Une boutique aux vrais souvenirs

J'ai écrit ces quelques lignes juste avant de faire un petit séjour à Barcelone et là-bas, en pénétrant dans un magasin de souvenirs, j'ai eu une drôle de sensation. Cette histoire de noyaux d'abricots, que je venais d'évoquer par écrit l'avant-veille, s'est en quelque sorte matérialisée.

On voit les souvenirs comme des scènes tapies dans un monde intérieur. On les sollicite le temps d'une rêverie. Ils ont des allures de mythes personnels à l'abri de tous les regards. Mais parfois, en un dixième de seconde, la situation s'inverse : un objet, un son, une odeur les fait apparaître dans la réalité du moment, ils s'exposent là, face à nous, totalement présents.

On ne sait plus quand on est.

Une multitude de fils plus ou moins épais, plus ou moins solides nous relient à notre passé ; des mots ou des choses nous associent à chaque instant à une période de notre enfance. Il nous suffit de les regarder, de les écouter ou de les suivre, non pas pour être transporté, mais pour être uni à soi-même. On a vingt ans, dix ans, quatre ans.

Dans cette boutique, mon attention est attirée par deux petites coupelles fixées à l'intérieur d'une assiette plus grande. L'objet n'est pas très esthétique, mais je ne peux pas m'empêcher de lire les deux inscriptions qui guident l'utilisation que l'on doit en faire. C'est un plat pour servir les amuse-gueule. Le premier mot que je vois, c'est celui d'olives qui est marqué sur une des coupelles. Rien d'extraordinaire. Mais sur l'autre, à ma grande stupéfaction, je lis celui de : pinyol !
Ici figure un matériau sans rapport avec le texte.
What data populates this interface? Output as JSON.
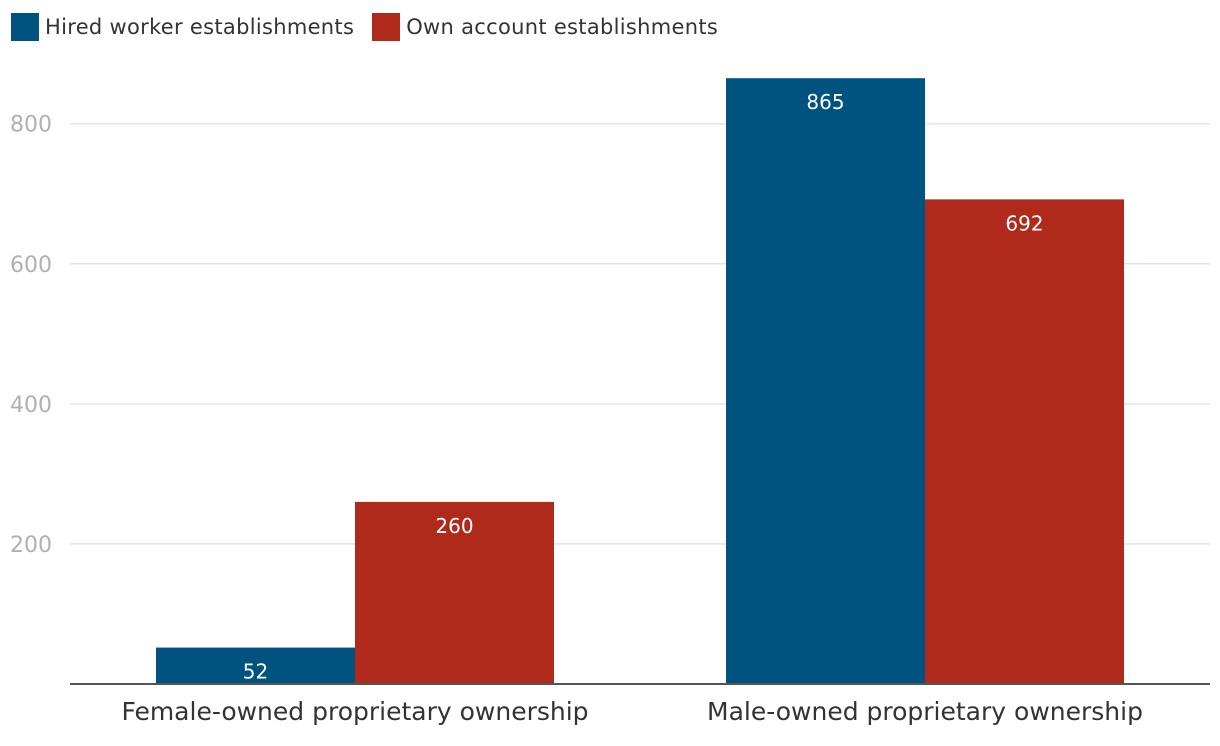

Instant vertigineux, étrange, léger et beau à la fois : on plane entre les époques et les lieux, on nage entre la personne qu'on est aujourd'hui et l'enfant qu'on a été il y a si longtemps et l'on s'aperçoit avec stupeur que ce dernier est toujours en nous, intact.

Je ne m'étais jamais posé la question. Ce n'est donc pas le nom qui était donné au coeur particulier des abricots comme je le croyais : les abricots n'ont pas un pignol. Cette appellation qui a enrichi notre lexique est un mot en Catalan qui signifie tout simplement : noyau.

Dans la région de Saint-Leu, comme dans beaucoup d'autres régions d'Algérie, le nombre de personnes d'origine espagnole était assez élevé et certains de leurs termes étaient entrés tout naturellement dans notre parler et faisaient partie intégrante de notre vocabulaire. L'idée qu'il pouvait s'agir d'expressions venant d'une autre langue ne nous effleurait même pas.